Language, Diversity, Resilience and National Identity
The Language, Diversity, Resilience and National Identity
English language is regarded as a unifying element for balancing ethnic and racial diversity in the USA. The country continually receives immigrants from different parts of the world, most of whom do not speak English as their first language. However, the existence of such immigrants and their use of other languages in the country do not threaten the national identity of America in reference to English as a national language.
The substantial boundary crossing witnessed in the region has resulted in many immigrants learning and speaking English in addition to communicating in their native language at home. Portes & Rumbaut (2014) assert that “among all the 3,141 counties in the United States, the median percentage of the population who spoke a language other than English at home was a mere 4.6 percent” (p. 221). This means that most of the immigrants moving into the region have learned the English language and use it even in their informal conversations at home.

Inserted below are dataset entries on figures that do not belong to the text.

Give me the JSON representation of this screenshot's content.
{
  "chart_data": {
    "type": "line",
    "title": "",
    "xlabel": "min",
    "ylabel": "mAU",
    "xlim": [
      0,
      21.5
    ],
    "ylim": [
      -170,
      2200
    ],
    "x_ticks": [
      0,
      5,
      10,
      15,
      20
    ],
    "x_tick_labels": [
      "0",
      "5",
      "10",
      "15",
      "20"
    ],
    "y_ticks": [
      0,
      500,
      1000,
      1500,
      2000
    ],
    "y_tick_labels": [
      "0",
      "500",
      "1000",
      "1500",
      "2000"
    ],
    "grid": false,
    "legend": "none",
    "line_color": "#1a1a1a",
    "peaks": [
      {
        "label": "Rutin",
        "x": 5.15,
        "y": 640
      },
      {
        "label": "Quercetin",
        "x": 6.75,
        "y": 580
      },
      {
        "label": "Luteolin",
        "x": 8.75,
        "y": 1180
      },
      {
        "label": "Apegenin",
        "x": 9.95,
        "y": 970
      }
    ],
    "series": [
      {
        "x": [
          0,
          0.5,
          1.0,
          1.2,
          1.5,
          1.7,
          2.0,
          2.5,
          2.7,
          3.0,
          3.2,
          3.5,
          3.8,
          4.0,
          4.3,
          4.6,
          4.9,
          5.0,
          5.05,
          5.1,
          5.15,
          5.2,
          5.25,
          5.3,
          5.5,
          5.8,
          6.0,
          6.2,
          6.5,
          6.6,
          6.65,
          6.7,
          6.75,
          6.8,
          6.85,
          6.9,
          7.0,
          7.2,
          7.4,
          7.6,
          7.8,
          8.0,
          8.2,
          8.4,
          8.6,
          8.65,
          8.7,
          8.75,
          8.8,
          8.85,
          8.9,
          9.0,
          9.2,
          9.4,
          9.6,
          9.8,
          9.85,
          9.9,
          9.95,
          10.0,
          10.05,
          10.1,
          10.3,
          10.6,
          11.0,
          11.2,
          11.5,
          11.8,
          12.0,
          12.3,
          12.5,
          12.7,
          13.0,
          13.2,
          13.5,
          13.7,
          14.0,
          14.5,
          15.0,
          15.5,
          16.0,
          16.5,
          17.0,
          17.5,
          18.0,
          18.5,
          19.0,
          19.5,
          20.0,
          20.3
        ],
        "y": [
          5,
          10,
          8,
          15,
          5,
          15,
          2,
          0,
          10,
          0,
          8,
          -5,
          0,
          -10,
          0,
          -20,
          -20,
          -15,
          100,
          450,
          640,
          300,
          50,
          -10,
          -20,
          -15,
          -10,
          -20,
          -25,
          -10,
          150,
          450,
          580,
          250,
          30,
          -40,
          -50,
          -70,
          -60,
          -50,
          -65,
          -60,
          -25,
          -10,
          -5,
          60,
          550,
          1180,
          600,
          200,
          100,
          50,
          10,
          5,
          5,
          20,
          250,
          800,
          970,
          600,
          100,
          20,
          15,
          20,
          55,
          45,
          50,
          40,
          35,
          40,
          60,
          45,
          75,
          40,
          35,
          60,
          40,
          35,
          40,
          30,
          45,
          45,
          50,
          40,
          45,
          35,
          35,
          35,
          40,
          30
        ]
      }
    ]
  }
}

Resident development has, however, seen the emergence of the Spanish language in America. The informal public bilingualism mostly reported in regions occupied by Spanish immigrants was instigated by the boundary-blurring process (Zolberg & Woon, 1999). The process resulted in the tolerance of the immigrants moving into the region leading to the spread of the Spanish language in different parts of America. As reported by Portes & Rumbaut (2014) “the largest shares of people living in homes where a language other than English is spoken are found in the large border metropolises of McAllen and El Paso, Texas, where 85 percent and 75 percent of their populations, respectively, speak a non-English language at home (overwhelmingly Spanish)” (p. 223). The increase in the number of Spanish-speaking immigrants is attributed to the tolerance that resulted in the overlapping identities in the region.
While a possibility of boundary sharing in the USA exists due to the spread of the Spanish language in some parts of the country, it cannot lead to the extinction of the English language. The regions may be reconfigured into bilingual entities; however, such a development may only happen at the home level. English will still remain the official language and an element of national identity in the USA.